First Performance: July 27, 2001, in South Hadley, Massachusetts, by the Chiara Quartet First SLSO performance: These concerts

Scoring: String quartet

Performance time: Approximately 24 minutes


Felix Mendelssohn

Born February 3, 1809, Hamburg, Germany

Died November 4, 1847, Leipzig, Germany

Octet in E-flat major for Strings, op. 20

Oh, to have met Felix Mendelssohn as a teenager…

“He had the appearance of an angel,” said one writer; “almost supernatural beauty,” said another. He was already a complete musician: a skilled improvisor, sight-reader, and composer. His intellectual dexterity dazzled all. And he was a talented visual artist.

Mendelssohn was no flash-in-the-pan. He carried his 15-year-old self with the bearing and maturity of a much older person, and his music already has the fingerprints of the mature Mendelssohn: charm, skill, beauty, emotional directness.

When he wrote the Octet, his family had recently moved to a large house in the countryside. They squeezed large audiences for weekly concerts.

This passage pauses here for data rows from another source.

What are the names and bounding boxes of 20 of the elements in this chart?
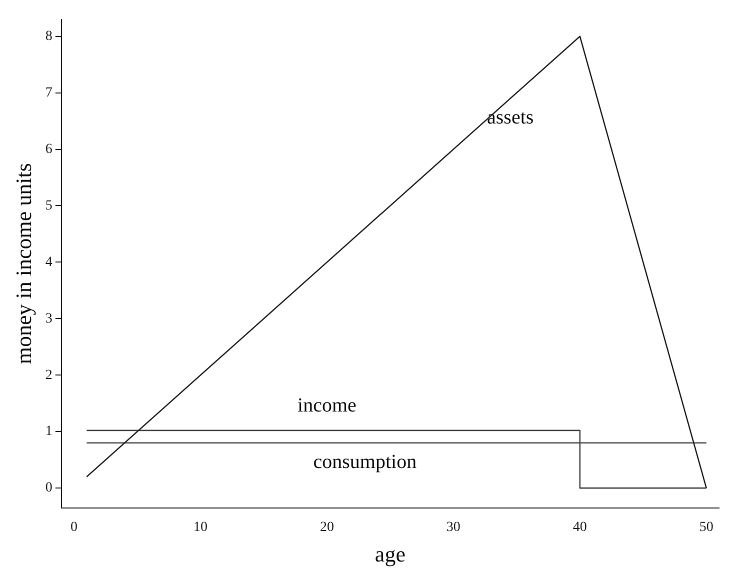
y-tick-label: 1: [45, 424, 52, 440]
y-tick-label: 7: [45, 85, 52, 100]
x-tick-label: 50: [699, 520, 714, 535]
y-tick-label: 5: [45, 198, 52, 214]
y-tick-label: 2: [45, 368, 52, 383]
x-tick-label: 30: [446, 520, 460, 535]
x-tick-label: 0: [70, 520, 78, 535]
y-tick-label: 8: [45, 29, 52, 44]
y-tick-label: 6: [45, 142, 52, 157]
y-tick-label: 3: [45, 311, 52, 326]
series-label: income: [298, 394, 357, 416]
series-label: consumption: [313, 450, 417, 473]
x-tick-label: 40: [572, 520, 587, 535]
y-tick-label: 0: [45, 480, 52, 496]
x-axis-title: age: [374, 542, 406, 567]
y-tick-label: 4: [45, 254, 52, 270]
x-tick-label: 20: [320, 520, 334, 535]
y-axis-title: money in income units: [10, 163, 36, 364]
x-tick-label: 10: [194, 520, 208, 535]
series-label: assets: [487, 106, 534, 128]
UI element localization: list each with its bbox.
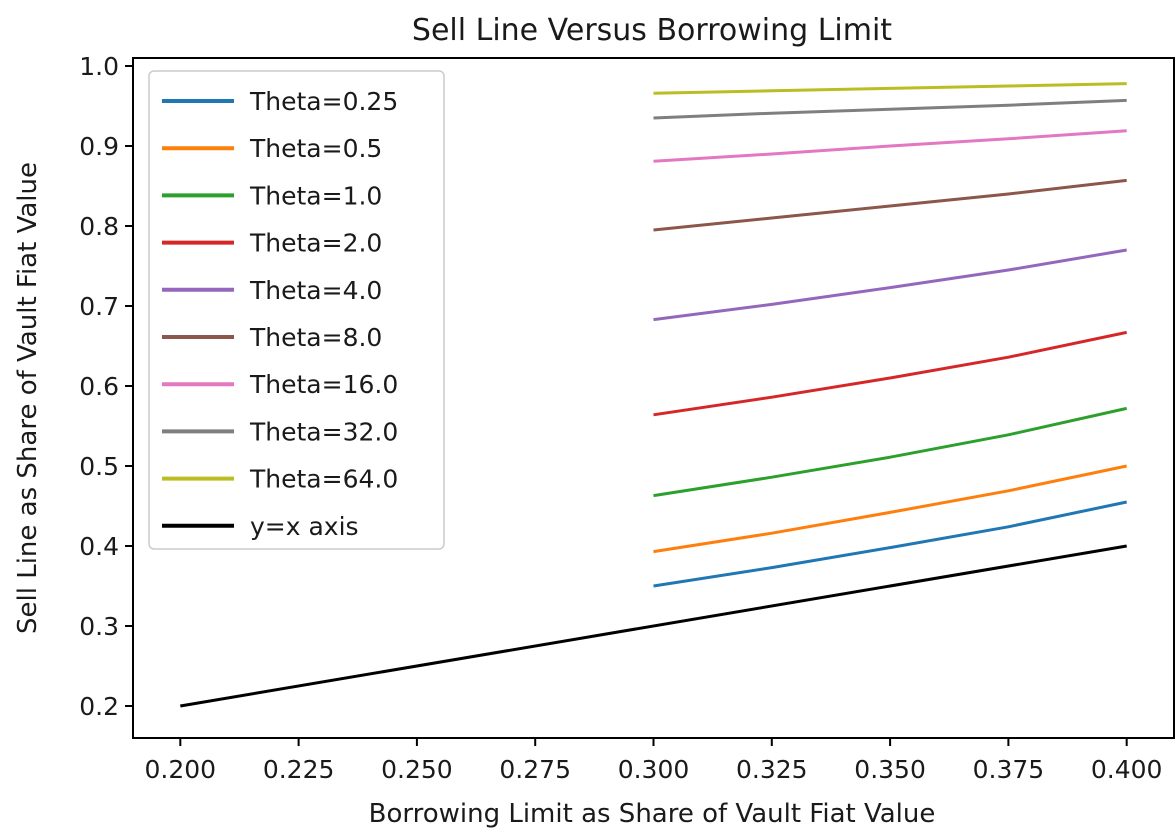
series-line-1	[653, 464, 1128, 554]
y-tick-label: 0.9	[79, 132, 119, 161]
y-tick-label: 0.3	[79, 612, 119, 641]
legend-items: Theta=0.25 Theta=0.5 Theta=1.0 Theta=2.0 The…	[162, 87, 398, 541]
x-tick-label: 0.225	[263, 755, 335, 784]
x-tick-label: 0.350	[854, 755, 926, 784]
series-line-6	[653, 129, 1127, 163]
legend-label-4: Theta=4.0	[249, 276, 382, 305]
y-tick-label: 0.6	[79, 372, 119, 401]
plot-lines	[180, 82, 1128, 708]
series-line-5	[653, 178, 1127, 232]
series-line-3	[653, 330, 1128, 417]
y-tick-label: 0.5	[79, 452, 119, 481]
legend-label-5: Theta=8.0	[249, 323, 382, 352]
x-tick-label: 0.375	[973, 755, 1045, 784]
y-tick-label: 0.4	[79, 532, 119, 561]
x-tick-label: 0.250	[381, 755, 453, 784]
x-axis-label: Borrowing Limit as Share of Vault Fiat V…	[369, 799, 936, 829]
legend-label-7: Theta=32.0	[249, 417, 398, 446]
x-tick-label: 0.400	[1091, 755, 1163, 784]
y-tick-label: 1.0	[79, 52, 119, 81]
y-tick-label: 0.2	[79, 692, 119, 721]
y-axis-ticks: 0.2 0.3 0.4 0.5 0.6 0.7 0.8 0.9 1.0	[79, 52, 133, 721]
x-tick-label: 0.325	[736, 755, 808, 784]
series-line-9	[180, 544, 1127, 708]
y-tick-label: 0.8	[79, 212, 119, 241]
x-tick-label: 0.275	[499, 755, 571, 784]
legend-label-3: Theta=2.0	[249, 229, 382, 258]
y-tick-label: 0.7	[79, 292, 119, 321]
legend: Theta=0.25 Theta=0.5 Theta=1.0 Theta=2.0 The…	[148, 70, 445, 550]
legend-label-6: Theta=16.0	[249, 370, 398, 399]
legend-label-1: Theta=0.5	[249, 134, 382, 163]
y-axis-label: Sell Line as Share of Vault Fiat Value	[13, 162, 43, 634]
x-tick-label: 0.300	[618, 755, 690, 784]
series-line-0	[653, 500, 1128, 588]
x-axis-ticks: 0.200 0.225 0.250 0.275 0.300 0.325 0.350 0.375…	[145, 738, 1163, 784]
chart-title: Sell Line Versus Borrowing Limit	[412, 13, 892, 48]
legend-label-0: Theta=0.25	[249, 87, 398, 116]
series-line-7	[653, 98, 1127, 120]
series-line-4	[653, 248, 1127, 322]
x-tick-label: 0.200	[145, 755, 217, 784]
legend-label-2: Theta=1.0	[249, 181, 382, 210]
legend-label-9: y=x axis	[250, 512, 359, 541]
series-line-8	[653, 82, 1127, 95]
series-line-2	[653, 406, 1128, 498]
legend-label-8: Theta=64.0	[249, 465, 398, 494]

Mendelssohn played violin, viola, and piano, learning how to write for ensemble by experiencing it from the inside.

There is almost no precedent for the Octet’s instrumentation, double string quartet. Anticipating confusion, Mendelssohn wrote in a note, “This Octet must be played by all the instruments in symphonic orchestral style. Pianos and fortes must be strongly emphasized.”

The Octet hovers somewhere between the chamber parlor and the orchestral hall. It pushes all eight players to ensemble virtuosity, but its challenges for the first violin make it occasionally feel like a violin concerto.

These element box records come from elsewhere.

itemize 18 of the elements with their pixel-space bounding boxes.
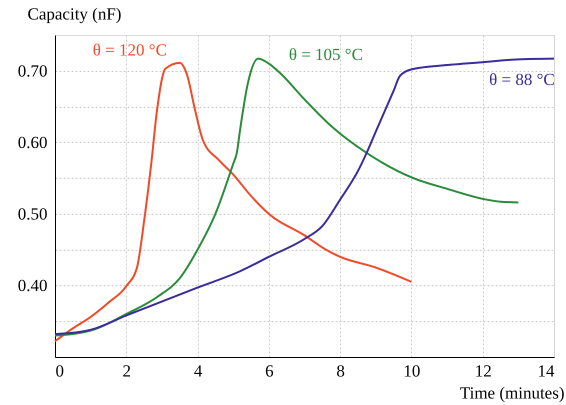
x-axis-title: Time (minutes) [460, 384, 564, 402]
y-tick-label: 0.60 [18, 132, 48, 152]
series-label: θ = 88 °C [489, 70, 555, 90]
x-tick-label: 12 [474, 362, 492, 380]
y-tick-label: 0.40 [18, 276, 48, 295]
x-tick-label: 0 [56, 362, 64, 380]
y-tick-label: 0.50 [18, 204, 48, 224]
x-tick-label: 4 [194, 362, 203, 380]
series-label: θ = 120 °C [92, 40, 167, 60]
series-label: θ = 105 °C [288, 45, 363, 64]
x-tick-label: 14 [538, 362, 555, 380]
y-tick-label: 0.70 [18, 61, 48, 80]
x-tick-label: 6 [265, 362, 274, 380]
x-tick-label: 8 [336, 362, 345, 380]
y-axis-title: Capacity (nF) [28, 4, 122, 24]
line-series [54, 62, 412, 342]
x-tick-label: 10 [403, 362, 420, 380]
x-tick-label: 2 [122, 362, 132, 380]
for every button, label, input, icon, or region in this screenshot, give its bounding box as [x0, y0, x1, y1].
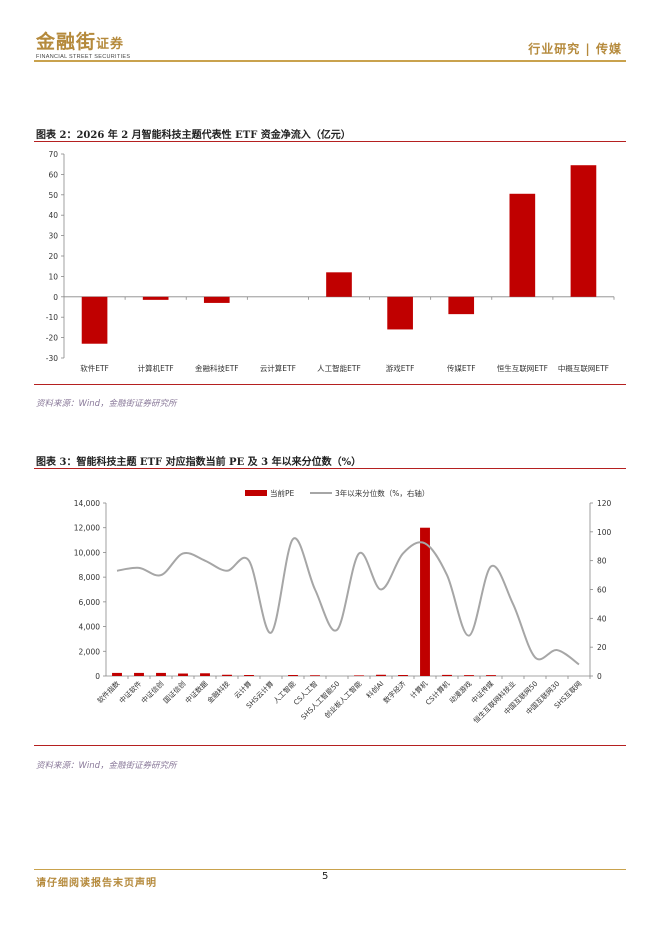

The shortest movement is also its most evocative, a Scherzo inspired by a stanza from Faust by his mentor, Johann Wolfgang von Goethe:

The flight of the clouds and the veil of mist

Are lighted from above.

A breeze in the leaves, a wind in the reeds,

And all has vanished.

First public performance: January 30, 1836, at the Leipzig Gewandhaus

First SLSO performance: January 18, 1951, Vladimir Golschmann conducting

Most recent SLSO performance: May 3, 1982, Jacques Israelievitch, Jenny Jones, Brent Akins, Deborah Bloom, violins; Thomas Dumm and Katy Mattis, violas; and John Sant’Ambrogio and Savely Schuster, cellos

Scoring: String octet (4 violins, 2 violas, 2 cellos)

Performance time: Approximately 33 minutes


Tim Munro is the St. Louis Symphony Orchestra’s Creative Partner. A writer, broadcaster, and Grammy-winning flutist, he lives in Chicago with his wife, son, and badly-behaved orange cat.


Jim Weis
Jim Weis
Mar 07, 2021

Thoroughly enjoyed the concert!! I do have a question, though. In the Mendelssohn Octet the violins and violas were standing for the piece (bravo to the musicians for their endurance!). Who decides the staging? Is it suggested by the composer, do the musicians themselves make the call based on the needs and energy of the piece, or is there a music/staging director who decides?

Mar 08, 2021
Replying to

Thanks for your question, Jim. Usually the conductor makes those decisions. But since this performance was without a conductor, the musicians decided to stand, which is typical for this piece. Also, it's often an artistic choice with larger-scale chamber music and works performed without a conductor. Standing allows the performers to move more freely, which helps with the non-verbal communications necessary between musicians without the direction of a conductor. So glad you enjoyed the concert!